Putin: No one wants a clash between NATO and Russia in Syria and a ceasefire in Ukraine is difficult

Russian President Vladimir Putin said on Saturday that Russia doesn’t refuse to hold talks on Ukraine, adding that the African peace initiative as well as the Chinese initiative can serve as a basis for peace.
This came during a press conference a day after Putin met with African leaders in Moscow.
Putin said it was difficult to implement a ceasefire while the Ukrainian army was on the offensive.
The Russian president also stressed that no one wants a direct clash between NATO forces and Russia in Syria, adding that if someone wants it, Russia is ready.
On Saturday, the Russian president defended the escalating crackdown on civil society and critical voices in the country, saying it was necessary in the context of the conflict in Ukraine.

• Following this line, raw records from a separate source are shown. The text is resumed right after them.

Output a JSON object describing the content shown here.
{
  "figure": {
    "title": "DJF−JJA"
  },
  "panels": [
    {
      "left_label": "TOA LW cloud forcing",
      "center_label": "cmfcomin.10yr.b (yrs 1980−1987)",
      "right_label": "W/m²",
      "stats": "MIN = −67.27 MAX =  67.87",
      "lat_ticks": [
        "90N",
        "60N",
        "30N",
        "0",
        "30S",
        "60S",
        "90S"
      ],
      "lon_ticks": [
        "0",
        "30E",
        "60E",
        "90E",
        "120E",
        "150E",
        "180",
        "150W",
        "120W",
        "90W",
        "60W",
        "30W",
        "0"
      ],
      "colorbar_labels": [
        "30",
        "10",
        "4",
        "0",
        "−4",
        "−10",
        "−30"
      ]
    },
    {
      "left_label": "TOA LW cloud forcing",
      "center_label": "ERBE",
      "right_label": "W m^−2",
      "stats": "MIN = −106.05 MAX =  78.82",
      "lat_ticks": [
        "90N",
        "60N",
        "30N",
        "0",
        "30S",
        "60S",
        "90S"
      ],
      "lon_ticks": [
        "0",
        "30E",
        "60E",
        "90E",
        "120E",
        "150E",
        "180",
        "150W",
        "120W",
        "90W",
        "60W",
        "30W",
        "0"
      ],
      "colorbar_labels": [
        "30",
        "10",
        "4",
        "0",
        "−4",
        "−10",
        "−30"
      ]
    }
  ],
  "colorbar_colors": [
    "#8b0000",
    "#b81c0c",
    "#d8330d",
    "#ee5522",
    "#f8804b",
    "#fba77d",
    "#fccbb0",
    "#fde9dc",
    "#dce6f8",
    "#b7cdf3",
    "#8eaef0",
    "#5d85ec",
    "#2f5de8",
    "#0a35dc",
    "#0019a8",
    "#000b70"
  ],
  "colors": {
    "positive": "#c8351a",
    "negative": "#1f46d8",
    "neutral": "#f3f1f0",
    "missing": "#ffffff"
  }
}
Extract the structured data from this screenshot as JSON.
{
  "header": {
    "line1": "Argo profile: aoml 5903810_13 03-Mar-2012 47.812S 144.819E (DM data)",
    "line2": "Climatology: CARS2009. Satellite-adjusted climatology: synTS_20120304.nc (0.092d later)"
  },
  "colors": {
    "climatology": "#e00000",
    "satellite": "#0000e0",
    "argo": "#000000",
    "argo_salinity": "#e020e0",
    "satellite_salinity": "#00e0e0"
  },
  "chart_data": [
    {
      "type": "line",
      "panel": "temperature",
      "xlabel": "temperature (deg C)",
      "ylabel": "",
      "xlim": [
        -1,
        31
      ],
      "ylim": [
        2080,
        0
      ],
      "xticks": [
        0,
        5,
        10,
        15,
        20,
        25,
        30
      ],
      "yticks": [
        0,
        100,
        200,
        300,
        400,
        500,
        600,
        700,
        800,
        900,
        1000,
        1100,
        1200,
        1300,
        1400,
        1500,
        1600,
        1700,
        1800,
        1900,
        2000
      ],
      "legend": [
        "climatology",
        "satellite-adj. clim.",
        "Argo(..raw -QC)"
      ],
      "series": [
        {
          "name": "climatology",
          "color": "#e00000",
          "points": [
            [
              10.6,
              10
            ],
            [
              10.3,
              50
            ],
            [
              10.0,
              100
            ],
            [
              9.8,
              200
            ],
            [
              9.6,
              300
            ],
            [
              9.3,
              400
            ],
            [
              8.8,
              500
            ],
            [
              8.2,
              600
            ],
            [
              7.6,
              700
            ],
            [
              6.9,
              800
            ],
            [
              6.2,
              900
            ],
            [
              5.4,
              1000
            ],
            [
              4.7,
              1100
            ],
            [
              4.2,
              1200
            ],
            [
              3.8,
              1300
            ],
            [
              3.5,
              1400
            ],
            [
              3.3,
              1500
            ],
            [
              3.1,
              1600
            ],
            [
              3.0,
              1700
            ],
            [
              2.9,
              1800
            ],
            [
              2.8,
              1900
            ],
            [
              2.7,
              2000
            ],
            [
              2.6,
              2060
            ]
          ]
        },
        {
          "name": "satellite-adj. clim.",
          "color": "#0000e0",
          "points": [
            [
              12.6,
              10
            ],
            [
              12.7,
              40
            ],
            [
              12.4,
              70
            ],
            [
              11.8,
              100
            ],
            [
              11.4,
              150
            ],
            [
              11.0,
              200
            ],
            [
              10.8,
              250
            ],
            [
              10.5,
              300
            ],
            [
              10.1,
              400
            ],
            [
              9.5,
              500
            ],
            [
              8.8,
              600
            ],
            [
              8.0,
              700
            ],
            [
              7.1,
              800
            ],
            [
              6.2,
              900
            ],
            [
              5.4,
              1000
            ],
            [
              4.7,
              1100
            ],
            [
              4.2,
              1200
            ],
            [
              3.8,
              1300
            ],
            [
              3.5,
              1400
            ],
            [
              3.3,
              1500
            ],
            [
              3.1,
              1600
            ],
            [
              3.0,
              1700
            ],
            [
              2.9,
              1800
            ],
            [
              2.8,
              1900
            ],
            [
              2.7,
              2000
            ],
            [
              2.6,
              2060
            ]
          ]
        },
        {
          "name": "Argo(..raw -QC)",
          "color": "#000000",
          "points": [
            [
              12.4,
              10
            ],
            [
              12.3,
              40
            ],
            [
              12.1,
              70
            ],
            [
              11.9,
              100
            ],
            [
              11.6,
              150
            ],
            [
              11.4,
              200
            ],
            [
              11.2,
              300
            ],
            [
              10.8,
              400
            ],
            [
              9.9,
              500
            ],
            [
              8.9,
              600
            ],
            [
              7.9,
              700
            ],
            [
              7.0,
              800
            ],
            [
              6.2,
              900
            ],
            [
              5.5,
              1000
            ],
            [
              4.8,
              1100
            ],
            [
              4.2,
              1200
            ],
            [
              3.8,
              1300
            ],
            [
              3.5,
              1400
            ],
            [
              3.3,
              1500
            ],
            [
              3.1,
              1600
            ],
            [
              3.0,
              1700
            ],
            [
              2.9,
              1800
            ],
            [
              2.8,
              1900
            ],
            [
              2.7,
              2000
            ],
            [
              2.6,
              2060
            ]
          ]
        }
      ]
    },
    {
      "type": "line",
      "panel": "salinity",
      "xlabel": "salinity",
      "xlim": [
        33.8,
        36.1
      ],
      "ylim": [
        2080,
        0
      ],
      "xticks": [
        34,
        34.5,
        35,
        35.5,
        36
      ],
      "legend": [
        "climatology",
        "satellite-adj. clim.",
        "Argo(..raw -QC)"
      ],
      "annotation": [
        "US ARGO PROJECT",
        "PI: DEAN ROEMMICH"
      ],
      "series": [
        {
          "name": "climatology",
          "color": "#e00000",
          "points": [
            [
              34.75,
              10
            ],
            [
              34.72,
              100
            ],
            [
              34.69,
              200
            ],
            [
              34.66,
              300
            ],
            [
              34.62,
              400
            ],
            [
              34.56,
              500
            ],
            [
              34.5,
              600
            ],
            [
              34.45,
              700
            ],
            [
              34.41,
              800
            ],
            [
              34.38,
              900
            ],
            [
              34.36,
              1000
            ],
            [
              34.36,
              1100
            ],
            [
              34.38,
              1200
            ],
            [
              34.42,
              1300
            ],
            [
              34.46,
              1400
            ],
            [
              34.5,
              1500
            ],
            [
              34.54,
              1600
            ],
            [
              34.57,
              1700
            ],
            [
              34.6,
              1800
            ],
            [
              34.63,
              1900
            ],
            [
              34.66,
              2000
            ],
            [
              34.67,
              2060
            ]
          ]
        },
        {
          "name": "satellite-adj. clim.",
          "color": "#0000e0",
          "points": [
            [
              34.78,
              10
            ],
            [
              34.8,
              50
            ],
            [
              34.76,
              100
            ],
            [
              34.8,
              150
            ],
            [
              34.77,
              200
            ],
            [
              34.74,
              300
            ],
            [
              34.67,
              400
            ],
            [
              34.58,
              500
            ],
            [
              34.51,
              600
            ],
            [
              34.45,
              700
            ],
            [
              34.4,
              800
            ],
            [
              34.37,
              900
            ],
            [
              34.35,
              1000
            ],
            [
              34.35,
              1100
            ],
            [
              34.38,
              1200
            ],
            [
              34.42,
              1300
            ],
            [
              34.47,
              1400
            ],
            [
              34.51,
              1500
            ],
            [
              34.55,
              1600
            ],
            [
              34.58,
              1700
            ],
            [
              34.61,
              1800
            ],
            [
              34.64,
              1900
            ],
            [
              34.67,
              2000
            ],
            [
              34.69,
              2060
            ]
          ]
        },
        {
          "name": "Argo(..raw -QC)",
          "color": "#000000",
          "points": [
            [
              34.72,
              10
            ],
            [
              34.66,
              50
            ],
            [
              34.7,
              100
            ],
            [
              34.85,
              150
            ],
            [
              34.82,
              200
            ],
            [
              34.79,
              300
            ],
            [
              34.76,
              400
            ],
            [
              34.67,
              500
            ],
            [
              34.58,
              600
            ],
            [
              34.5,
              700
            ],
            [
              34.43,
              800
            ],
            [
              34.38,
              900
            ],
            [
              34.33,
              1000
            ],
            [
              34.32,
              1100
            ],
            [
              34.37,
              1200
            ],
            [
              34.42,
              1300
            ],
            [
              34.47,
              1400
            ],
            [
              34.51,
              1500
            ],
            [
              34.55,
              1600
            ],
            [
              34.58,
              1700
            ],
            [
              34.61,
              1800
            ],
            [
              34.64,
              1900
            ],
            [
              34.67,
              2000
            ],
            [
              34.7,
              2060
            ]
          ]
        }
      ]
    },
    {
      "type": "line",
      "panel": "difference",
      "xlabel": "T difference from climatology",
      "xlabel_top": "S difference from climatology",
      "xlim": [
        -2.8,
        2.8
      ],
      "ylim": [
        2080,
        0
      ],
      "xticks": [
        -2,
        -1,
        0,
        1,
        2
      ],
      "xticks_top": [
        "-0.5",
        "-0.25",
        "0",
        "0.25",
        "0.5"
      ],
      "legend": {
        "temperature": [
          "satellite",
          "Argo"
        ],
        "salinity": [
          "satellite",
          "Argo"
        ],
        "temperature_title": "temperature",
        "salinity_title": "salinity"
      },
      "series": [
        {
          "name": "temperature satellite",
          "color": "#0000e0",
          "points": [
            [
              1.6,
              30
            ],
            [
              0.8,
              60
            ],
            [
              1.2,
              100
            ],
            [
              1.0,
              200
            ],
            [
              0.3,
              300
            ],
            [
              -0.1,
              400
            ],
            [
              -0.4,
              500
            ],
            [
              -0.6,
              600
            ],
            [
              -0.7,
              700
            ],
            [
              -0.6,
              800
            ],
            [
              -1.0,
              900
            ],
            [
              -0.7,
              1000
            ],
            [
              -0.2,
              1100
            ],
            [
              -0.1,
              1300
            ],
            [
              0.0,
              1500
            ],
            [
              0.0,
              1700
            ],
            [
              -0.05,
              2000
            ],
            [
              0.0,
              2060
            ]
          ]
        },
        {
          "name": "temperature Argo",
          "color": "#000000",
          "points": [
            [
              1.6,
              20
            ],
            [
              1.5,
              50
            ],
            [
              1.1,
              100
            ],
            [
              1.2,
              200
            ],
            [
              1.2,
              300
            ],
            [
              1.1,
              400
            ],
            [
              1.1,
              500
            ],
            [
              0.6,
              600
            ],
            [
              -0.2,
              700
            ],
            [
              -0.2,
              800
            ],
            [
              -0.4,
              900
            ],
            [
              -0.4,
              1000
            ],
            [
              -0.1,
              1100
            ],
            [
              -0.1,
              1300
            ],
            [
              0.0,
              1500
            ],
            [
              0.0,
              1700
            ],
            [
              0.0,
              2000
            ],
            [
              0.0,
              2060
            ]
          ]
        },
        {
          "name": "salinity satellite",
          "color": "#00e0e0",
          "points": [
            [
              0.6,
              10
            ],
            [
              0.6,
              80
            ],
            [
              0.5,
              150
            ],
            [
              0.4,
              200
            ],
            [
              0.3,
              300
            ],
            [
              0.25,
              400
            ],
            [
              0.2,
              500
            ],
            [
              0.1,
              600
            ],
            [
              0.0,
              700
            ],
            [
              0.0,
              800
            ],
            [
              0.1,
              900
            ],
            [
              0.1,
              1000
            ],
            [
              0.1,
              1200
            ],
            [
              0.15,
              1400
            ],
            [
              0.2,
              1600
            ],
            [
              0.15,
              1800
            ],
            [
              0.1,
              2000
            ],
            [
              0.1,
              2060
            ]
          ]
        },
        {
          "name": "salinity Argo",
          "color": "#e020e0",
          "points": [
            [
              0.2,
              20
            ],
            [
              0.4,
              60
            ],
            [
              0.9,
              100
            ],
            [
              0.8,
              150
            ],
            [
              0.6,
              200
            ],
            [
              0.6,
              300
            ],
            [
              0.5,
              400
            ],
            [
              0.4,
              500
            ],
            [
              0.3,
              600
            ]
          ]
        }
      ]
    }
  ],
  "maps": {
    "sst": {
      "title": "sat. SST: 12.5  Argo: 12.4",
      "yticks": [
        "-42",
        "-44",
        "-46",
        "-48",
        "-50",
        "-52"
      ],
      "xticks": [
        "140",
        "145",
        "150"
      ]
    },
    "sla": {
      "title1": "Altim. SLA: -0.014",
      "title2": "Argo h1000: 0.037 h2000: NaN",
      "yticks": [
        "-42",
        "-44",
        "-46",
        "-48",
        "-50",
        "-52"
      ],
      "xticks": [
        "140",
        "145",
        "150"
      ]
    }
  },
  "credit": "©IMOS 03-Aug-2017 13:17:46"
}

He said during a conference with Russian journalists, “We’re in the year 2023, and the Russian Federation is engaged in an armed conflict with one of its neighbors, and I think we have to take a certain attitude towards the people who cause us harm inside the country”.
“We’ve to keep in mind that in order to succeed, including in a conflict zone, we must follow certain rules,” he added.
Putin’s statement came in response to a journalist’s question from the Russian daily Kommersant about the recent arrest of political expert Boris Kagarlitsky and director Yevgenia Berkovich.
The journalist asked, “These two people were arrested because of the words they said or wrote… Is this normal?”
Kagarlitsky, a well-known political analyst specializing in Russia’s left, was charged this week with public calls for terrorism and placed in pre-trial detention in Syktyvkar in Russia’s far north.
He had publicly expressed his opposition to the attack in Ukraine.
As for Yevgenia Berkovich, she was arrested in early May and accused of “glorifying terrorism” in connection with a play she directed in 2020 that tells the story of Russian women who were recruited on the Internet to marry jihadists in Syria.
Putin said he heard their names for the first time and didn’t really understand what they did or what happened to them, adding that he was giving his general opinion on this issue.
Since the start of the offensive by Russian forces in Ukraine and the adoption of laws banning any critical speech, a large number of independent Russian media outlets have been forced to suspend their activities or leave the country and many opponents have been exiled or imprisoned.
Thousands of fines and many severe prison sentences were imposed on activists and intellectuals.